A secret you never rotate is a secret you don't know is leaked. Define rotation cadence per secret class (API keys: 90 days; signing keys: 30 days with overlap; passwords: as needed). Test rotation in non-prod — finding out it breaks during a prod rotation is bad.

Real-world example

From production

A monorepo migration grep'd for AWS keys and found 17 in archived branches. Cleaning history was politically painful; all keys were rotated. New policy: pre-commit hook + Trufflehog in CI; secrets only ever live in Vault. Two years later: zero incidents from leaked credentials.

Interview questions

1 senior-level
Q1What's the best way to give a Kubernetes pod a database password?

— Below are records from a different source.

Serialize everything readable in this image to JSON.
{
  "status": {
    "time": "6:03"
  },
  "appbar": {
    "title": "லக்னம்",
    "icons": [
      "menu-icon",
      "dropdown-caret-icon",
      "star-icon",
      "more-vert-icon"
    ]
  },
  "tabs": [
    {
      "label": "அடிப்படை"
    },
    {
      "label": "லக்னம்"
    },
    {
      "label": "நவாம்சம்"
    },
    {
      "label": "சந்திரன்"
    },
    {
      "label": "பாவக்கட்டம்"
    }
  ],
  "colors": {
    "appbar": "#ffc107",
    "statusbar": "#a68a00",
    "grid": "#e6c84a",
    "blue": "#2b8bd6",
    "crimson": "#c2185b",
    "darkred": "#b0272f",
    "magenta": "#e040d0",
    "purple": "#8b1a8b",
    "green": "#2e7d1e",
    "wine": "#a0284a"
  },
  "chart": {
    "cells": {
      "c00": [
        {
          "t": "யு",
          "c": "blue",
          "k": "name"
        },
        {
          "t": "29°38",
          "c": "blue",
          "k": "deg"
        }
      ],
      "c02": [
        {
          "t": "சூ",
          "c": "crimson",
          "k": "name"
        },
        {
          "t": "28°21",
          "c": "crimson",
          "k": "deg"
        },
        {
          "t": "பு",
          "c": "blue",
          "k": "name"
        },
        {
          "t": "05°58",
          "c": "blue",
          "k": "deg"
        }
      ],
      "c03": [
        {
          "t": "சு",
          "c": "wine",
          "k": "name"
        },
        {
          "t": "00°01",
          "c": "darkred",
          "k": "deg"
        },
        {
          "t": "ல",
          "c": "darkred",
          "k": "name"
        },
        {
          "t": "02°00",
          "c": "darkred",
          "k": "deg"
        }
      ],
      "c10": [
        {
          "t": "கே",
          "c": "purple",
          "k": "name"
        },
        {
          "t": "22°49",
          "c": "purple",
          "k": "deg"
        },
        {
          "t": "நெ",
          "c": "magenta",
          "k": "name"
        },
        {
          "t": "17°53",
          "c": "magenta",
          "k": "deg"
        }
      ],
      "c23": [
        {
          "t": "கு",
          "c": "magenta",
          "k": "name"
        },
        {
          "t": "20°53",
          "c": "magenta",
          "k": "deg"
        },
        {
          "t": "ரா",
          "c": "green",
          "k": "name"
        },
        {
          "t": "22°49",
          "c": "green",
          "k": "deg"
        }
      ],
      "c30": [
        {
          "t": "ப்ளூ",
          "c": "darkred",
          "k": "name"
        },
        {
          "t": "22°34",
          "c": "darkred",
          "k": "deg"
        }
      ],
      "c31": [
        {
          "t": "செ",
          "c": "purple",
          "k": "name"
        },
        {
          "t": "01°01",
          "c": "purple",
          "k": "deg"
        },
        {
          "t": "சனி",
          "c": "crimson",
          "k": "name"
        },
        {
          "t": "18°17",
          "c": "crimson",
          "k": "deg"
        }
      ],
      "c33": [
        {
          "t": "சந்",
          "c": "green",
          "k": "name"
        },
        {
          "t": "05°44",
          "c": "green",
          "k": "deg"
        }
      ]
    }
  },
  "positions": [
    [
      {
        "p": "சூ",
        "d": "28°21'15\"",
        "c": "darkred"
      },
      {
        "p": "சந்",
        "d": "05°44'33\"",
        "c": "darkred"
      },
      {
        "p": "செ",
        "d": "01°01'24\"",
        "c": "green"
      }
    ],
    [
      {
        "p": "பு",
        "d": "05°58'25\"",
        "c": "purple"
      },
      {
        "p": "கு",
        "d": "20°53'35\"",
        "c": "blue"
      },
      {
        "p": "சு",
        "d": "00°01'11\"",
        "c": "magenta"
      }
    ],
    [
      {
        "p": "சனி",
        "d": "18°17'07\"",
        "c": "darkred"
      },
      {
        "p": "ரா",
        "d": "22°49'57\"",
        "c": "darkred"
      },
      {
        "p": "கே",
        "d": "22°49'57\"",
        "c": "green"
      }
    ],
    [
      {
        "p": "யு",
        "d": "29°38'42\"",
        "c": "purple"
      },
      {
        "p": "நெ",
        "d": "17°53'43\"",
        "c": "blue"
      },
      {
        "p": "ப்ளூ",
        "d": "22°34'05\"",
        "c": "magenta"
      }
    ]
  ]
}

Don't. Use workload identity to authenticate to a cloud DB, or have Vault issue short-lived per-pod credentials. If you must store a static password, use a secret manager (KV, Vault) accessed at runtime — not a Kubernetes Secret object alone, which is base64 not encrypted by default.

Common mistakes

  • Treating Kubernetes Secrets as encryption (they're base64).

  • Manual rotation that nobody owns.

  • Sharing one DB user across all services.

Trade-offs

  • Dynamic credentials add Vault as a hard dependency for app startup — plan for Vault HA.